Whole Cloth Quilt

A Virtual Class with Aaron Sanders Head

In this workshop, participants will learn the basic techniques of big stitch, whole cloth hand-quilting. Whole cloth quilting relies on the intricacies of the quilting lines rather than intricacies of pieced blocks. Participants will learn traditional techniques, which materials will best suit your work, tips and tricks to set you up for quilting success, and tricks to making easy quilting stencils using household objects. Participants will learn all of the skills necessary to complete a large, whole-cloth quilted quilt, including making and attaching homemade binding—but we’ll just be working on a small scale during the workshop. Participants will be able to leave the workshop with a strong start or, in some cases, a finished 10 x 10 inch mini quilt. An illustrated PDF covering all techniques, including binding, to finish quilts on your own time will also be included.

Friday, April 1st, 2022


12pm – 2pm ET

Zoom, a link will be sent to participants
the day before class.



  • 1 piece of fabric at 12 x 12 and one at 14 x 14. These can be the same fabric of your front and back, or corresponding/contrasting fabrics. You should be able to hand sew through your chosen fabric with ease.
  • 1 – 12 x 12 inch piece of batting
  • 1 – hand-stitching needle
  • Ruler – transparent quilting ruler is easiest but any straight edge will do.
  • Several threads—both for quilting your quilt (visible) and for binding (mostly invisible)
  • Marking tools – I prefer Dritz heat sensitive pens, but chalk marking tools will work as well.
  • Snips
  • Painter’s Tape, pencil and string – optional for useful mark-making tools

Aaron Sanders

Aaron Sanders Head is a Southern textile artist focused on natural dyes and hand-stitching.
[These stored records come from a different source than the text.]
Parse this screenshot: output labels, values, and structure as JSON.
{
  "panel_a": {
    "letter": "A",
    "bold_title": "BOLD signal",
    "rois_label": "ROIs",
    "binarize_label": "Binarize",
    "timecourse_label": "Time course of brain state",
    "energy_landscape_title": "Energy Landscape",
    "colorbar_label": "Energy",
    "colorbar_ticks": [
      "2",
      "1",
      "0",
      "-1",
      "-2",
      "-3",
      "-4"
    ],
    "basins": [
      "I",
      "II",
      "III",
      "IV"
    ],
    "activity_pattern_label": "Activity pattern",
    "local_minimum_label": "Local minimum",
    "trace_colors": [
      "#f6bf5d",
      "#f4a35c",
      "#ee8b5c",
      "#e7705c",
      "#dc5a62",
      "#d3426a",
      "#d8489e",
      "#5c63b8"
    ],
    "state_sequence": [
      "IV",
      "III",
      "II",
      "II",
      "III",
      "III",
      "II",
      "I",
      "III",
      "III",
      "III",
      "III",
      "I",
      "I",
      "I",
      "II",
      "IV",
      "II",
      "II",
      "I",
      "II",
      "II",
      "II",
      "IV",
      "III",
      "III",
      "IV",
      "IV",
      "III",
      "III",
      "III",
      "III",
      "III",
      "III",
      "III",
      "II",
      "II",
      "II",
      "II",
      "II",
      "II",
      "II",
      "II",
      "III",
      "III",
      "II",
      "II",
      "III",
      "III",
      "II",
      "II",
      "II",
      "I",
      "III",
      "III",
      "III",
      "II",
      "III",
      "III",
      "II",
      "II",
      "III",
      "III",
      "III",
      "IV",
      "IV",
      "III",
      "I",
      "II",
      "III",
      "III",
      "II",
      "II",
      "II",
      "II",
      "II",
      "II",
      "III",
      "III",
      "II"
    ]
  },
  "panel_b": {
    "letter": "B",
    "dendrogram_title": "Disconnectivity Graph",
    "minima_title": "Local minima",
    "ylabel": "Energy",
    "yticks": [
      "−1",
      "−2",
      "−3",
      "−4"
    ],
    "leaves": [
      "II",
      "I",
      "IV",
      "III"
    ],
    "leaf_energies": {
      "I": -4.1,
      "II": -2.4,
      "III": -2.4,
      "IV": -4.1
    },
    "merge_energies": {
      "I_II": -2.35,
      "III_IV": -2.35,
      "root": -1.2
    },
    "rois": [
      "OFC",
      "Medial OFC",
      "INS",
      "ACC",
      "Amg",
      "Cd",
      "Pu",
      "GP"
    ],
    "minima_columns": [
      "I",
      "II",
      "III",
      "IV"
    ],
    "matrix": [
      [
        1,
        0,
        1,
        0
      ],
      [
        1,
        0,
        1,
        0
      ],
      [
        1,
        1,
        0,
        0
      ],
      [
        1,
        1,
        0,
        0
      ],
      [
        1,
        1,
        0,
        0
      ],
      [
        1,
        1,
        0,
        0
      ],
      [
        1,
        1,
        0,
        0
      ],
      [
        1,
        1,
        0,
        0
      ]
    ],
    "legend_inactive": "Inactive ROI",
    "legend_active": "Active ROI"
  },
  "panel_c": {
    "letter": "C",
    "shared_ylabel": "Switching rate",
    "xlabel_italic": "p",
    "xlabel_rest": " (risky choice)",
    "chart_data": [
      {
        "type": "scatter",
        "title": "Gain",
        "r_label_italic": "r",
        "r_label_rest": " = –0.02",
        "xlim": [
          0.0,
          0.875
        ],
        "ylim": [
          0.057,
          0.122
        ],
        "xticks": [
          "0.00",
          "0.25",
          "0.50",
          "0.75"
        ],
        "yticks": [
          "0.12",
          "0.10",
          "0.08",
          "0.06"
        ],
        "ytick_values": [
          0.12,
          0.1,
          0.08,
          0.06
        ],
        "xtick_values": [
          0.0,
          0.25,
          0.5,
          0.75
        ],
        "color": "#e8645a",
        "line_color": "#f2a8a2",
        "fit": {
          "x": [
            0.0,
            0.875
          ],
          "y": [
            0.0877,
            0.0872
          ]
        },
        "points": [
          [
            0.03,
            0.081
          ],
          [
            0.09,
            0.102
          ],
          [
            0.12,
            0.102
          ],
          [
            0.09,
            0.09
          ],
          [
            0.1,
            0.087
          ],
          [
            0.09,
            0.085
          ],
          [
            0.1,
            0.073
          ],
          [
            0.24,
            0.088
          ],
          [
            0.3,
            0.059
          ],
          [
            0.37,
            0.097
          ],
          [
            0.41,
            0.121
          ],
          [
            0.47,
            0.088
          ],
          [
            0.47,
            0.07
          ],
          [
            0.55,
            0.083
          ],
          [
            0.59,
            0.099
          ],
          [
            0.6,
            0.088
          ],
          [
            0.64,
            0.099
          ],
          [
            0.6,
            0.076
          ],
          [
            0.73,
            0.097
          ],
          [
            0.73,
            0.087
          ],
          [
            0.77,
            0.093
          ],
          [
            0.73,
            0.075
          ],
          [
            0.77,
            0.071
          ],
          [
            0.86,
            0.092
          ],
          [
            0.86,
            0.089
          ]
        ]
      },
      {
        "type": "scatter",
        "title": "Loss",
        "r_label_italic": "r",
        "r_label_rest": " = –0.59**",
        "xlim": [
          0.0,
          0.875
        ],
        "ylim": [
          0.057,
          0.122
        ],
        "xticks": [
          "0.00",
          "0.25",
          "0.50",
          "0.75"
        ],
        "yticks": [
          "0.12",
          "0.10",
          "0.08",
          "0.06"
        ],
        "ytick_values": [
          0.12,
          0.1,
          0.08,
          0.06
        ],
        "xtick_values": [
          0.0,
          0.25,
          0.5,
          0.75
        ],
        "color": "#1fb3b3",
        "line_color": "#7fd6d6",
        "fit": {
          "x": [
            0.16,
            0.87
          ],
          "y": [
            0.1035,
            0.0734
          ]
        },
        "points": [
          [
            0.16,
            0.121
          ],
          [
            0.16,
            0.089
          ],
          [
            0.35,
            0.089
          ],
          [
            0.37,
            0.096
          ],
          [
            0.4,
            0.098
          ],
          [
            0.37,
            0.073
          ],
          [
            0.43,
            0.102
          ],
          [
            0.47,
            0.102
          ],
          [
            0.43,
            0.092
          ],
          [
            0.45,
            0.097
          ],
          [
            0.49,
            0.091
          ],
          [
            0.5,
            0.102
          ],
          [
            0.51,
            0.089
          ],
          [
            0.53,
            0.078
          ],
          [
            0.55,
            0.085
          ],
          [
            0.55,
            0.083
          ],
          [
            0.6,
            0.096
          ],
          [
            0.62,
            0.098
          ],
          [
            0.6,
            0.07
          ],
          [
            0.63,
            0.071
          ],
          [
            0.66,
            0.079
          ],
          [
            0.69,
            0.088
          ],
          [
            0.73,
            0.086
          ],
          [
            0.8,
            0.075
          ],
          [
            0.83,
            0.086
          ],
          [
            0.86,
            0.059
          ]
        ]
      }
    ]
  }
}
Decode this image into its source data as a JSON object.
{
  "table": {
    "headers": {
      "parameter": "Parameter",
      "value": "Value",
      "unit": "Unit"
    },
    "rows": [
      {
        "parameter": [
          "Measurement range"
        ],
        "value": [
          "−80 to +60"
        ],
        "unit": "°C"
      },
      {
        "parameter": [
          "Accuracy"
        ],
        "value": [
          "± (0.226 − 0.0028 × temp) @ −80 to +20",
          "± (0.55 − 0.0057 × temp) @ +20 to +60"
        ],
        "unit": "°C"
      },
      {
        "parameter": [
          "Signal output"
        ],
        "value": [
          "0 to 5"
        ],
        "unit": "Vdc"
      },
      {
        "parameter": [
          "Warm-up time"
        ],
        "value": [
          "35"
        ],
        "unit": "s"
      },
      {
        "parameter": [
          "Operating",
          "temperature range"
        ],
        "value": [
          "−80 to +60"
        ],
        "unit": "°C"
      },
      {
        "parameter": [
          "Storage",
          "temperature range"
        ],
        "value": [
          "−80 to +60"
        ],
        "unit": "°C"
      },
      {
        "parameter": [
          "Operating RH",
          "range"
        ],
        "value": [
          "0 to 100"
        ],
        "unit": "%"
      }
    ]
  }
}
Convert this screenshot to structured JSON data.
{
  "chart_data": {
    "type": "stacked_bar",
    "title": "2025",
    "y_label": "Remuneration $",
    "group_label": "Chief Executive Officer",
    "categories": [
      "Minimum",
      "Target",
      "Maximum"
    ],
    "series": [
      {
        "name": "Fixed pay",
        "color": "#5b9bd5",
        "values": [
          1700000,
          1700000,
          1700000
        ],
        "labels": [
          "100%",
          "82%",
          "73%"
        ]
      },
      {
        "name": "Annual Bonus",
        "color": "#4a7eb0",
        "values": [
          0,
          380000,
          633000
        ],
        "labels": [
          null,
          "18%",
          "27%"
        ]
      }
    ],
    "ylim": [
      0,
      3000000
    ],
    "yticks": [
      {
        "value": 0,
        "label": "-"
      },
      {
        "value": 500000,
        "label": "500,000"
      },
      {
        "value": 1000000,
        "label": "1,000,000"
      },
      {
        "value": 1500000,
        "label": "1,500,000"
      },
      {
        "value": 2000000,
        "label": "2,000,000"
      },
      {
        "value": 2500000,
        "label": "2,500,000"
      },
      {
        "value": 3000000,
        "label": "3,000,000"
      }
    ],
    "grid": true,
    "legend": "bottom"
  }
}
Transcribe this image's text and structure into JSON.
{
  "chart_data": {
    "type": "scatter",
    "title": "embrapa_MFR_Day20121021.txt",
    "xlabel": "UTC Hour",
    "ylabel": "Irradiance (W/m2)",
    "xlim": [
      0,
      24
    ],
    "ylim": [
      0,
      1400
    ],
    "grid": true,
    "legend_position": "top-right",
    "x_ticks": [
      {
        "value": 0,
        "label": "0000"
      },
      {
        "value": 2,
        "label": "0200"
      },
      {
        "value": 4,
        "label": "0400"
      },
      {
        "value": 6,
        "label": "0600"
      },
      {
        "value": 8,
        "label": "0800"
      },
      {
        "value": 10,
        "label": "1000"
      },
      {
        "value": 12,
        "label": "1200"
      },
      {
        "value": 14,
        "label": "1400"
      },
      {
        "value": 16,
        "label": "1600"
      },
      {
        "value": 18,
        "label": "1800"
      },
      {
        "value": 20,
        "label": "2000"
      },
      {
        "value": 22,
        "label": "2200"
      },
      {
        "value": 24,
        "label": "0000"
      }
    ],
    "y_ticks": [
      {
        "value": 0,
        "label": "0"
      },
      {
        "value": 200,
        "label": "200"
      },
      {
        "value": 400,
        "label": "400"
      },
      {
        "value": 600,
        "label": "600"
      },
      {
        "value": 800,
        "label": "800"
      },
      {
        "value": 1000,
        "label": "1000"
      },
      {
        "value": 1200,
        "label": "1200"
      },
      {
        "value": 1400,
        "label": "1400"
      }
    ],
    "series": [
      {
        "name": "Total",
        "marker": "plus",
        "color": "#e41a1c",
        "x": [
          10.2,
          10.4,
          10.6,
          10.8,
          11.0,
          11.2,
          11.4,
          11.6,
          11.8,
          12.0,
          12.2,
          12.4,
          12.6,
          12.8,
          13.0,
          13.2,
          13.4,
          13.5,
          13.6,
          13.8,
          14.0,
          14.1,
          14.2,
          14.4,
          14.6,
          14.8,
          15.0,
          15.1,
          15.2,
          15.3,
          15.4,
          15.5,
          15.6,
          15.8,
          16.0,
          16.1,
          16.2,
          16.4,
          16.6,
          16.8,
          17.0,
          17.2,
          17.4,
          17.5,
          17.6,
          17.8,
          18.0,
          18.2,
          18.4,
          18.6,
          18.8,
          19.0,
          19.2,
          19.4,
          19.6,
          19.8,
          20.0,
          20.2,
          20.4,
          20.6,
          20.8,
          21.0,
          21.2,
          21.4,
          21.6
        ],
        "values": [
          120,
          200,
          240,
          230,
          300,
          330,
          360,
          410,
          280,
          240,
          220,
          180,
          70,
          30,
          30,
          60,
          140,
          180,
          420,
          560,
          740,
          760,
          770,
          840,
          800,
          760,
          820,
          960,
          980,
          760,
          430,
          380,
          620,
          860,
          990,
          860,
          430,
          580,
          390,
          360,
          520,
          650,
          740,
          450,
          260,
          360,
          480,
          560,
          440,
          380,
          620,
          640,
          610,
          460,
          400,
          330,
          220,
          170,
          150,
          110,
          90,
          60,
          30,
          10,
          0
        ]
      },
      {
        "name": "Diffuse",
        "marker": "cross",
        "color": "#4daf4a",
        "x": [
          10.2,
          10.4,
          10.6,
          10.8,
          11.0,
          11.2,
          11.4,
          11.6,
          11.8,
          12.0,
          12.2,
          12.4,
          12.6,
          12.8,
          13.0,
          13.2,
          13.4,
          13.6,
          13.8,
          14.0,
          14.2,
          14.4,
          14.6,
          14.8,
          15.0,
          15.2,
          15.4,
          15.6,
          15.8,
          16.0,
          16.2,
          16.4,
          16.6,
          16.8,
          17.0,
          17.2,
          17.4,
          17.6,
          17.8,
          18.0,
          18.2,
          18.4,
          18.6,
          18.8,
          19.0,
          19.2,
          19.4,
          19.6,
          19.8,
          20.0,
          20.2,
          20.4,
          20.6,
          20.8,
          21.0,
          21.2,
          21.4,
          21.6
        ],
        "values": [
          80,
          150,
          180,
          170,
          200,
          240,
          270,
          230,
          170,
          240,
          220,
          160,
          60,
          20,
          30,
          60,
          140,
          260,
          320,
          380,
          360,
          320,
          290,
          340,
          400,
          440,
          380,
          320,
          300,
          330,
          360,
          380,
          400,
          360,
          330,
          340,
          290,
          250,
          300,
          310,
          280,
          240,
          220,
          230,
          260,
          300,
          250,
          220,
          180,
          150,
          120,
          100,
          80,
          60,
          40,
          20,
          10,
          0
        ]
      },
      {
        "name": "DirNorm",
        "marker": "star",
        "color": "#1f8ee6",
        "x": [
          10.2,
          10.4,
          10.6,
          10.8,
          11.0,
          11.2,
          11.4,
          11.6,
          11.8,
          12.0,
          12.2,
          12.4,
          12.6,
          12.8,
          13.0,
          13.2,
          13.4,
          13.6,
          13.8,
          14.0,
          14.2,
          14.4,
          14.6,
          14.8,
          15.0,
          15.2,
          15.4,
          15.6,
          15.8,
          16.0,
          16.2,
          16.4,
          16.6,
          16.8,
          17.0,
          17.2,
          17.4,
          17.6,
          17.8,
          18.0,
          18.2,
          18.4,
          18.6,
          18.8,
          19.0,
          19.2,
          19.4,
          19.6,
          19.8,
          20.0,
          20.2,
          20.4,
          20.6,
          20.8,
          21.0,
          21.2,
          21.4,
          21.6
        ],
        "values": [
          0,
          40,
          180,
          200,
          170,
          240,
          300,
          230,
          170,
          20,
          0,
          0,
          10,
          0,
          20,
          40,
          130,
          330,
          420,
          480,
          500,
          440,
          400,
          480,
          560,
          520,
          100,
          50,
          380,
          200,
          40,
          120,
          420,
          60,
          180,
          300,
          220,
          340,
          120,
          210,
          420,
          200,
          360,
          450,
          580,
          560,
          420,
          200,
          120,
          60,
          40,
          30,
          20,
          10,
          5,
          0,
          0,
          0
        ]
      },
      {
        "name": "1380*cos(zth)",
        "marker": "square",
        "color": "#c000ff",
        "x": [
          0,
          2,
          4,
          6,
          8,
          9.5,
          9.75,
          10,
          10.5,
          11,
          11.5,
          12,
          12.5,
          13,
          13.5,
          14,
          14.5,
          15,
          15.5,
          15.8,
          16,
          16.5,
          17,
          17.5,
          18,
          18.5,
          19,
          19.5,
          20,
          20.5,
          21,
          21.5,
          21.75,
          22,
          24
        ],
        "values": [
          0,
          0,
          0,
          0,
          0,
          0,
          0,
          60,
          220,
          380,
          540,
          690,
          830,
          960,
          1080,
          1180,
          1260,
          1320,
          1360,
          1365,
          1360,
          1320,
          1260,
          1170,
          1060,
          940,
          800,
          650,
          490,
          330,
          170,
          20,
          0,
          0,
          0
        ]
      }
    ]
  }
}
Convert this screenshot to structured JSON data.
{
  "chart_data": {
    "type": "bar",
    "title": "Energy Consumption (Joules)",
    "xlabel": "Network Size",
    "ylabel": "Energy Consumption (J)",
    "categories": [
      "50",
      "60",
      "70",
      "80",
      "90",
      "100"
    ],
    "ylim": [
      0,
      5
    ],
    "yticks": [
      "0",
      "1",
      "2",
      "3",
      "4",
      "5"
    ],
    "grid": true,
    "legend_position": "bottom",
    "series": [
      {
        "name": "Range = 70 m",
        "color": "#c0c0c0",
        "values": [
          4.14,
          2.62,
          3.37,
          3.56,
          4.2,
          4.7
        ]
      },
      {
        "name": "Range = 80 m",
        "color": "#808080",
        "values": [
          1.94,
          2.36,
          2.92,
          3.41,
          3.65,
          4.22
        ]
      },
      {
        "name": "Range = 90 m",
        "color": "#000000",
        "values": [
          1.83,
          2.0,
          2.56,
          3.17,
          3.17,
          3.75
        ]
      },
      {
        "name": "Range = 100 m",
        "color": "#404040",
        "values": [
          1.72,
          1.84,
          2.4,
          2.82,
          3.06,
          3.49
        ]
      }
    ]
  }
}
Aaron explores the intersections of practices of the past with contemporary craft, and the ways that sewing and textile arts can aid in increasing diversity and representation in the creative class.

Aaron is based in Greensboro, Alabama where he lives in an 1830s home with his partner, musician Tim Higgins, and maintains an active studio practice and extensive dye garden used in his work.